Shots. Not from the rifles. These are semi-automatic, carefully concentrated shots from somewhere off to Gavin's left. It's Renzo, poking around the corner of one of the shipping containers, firing at the riflemen from the side.

The automatic rifles chatter back, bullets casting up bits of concrete from the floor and pinging off of the shipping container.

Renzo ducks back behind cover, but Gavin is already taking the initiative, starting over toward the boxes the riflemen are using for cover. He swoops around from the right, firing at them from the side. One of them is already down, shot in the side. It's simple enough, making quick work of the others. They were too focused on Renzo's suppression, afraid to move out from behind cover, knowing Gavin would have been able to pop out and pick them off. They were fierce, but they were afraid--not to mention inexperienced, like all the others.

No time to stop. Callahan's already halfway to the door at the back of the stage.

Gavin hops onto one of the boxes, then from there, up onto the platform. He shoots Callahan in the back.

Callahan stumbles forward, landing on his stomach, legs together, arms at his sides, looking almost like an arrow pointing toward the door leading to the Surveillance Room.

Gavin walks over to him slowly. The shooting has stopped. It's eerily quiet in the cargo bay. Quiet except for Callahan's grunts of pain and pained, ragged breathing, echoing in the vast chamber.

The esteemed board member begins to crawl, using both his arms together. He looks almost like a man trying to pull himself up from a ledge. Gavin reaches him, grabs him by the shoulder, turns them over onto his back, pistol pointed at his face.

Callahan has to blink a couple of times, processing, then his eyes come into focus. He's a sorry sight. Dark, ugly bruises marking his face. Blood oozing from various holes in his body, and dribbling out between his slightly parted lips.

Whatever fear might have been in his eyes is gone now. There's only a growing resignation as he grapples with the situation, and loses.

When he speaks, it's not with the low melodious voice that Gavin remembers; he sounds dry and hoarse.

"Tell me, Gavin. Did you picture it like this?"

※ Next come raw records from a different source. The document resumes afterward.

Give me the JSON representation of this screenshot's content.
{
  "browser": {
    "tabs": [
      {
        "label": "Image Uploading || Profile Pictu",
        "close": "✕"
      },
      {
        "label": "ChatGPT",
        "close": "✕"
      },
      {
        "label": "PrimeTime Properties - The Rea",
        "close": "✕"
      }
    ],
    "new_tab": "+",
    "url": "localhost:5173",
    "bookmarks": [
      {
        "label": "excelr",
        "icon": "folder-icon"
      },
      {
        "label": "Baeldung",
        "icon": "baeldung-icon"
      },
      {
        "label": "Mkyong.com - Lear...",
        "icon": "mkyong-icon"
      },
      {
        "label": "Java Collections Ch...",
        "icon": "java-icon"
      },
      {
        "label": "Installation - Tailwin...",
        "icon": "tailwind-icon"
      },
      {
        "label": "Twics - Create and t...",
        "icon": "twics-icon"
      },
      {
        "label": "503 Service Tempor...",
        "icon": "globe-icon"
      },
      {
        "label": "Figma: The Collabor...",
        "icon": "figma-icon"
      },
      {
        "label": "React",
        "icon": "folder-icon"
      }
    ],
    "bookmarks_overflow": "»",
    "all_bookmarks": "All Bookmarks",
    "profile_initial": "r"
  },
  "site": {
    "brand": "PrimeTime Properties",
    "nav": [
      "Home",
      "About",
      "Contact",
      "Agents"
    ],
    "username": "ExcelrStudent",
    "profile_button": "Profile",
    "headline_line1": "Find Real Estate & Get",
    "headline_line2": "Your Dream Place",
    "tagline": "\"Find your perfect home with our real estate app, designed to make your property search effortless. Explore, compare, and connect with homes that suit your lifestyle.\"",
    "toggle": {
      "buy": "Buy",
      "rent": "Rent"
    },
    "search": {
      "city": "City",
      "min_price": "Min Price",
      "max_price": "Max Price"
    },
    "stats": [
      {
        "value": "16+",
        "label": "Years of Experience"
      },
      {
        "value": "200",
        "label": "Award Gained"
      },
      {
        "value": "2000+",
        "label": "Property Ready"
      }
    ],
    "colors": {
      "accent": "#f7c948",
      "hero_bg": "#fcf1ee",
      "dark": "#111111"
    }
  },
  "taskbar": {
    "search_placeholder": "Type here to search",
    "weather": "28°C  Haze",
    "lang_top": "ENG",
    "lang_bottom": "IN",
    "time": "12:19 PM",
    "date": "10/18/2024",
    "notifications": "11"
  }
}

Gavin's breath hitches involuntarily, some deluded part of himself catching up to this, realizing this is actually happening. He swallows, but then he can feel his resolve settling in again, galvanizing him.

He clenches his jaw. "Did you?"

Callahan closes his mouth and doesn't open it. His eyes say everything. He had underestimated just what Gavin was capable of. In more ways than one.

He reaches up with a weak, trembling hand, smeared with blood, grasping for Gavin's gun, desperate. But even with his fingers closed around the barrel, pulling with everything he has, it does nothing to stop Gavin from pulling the trigger.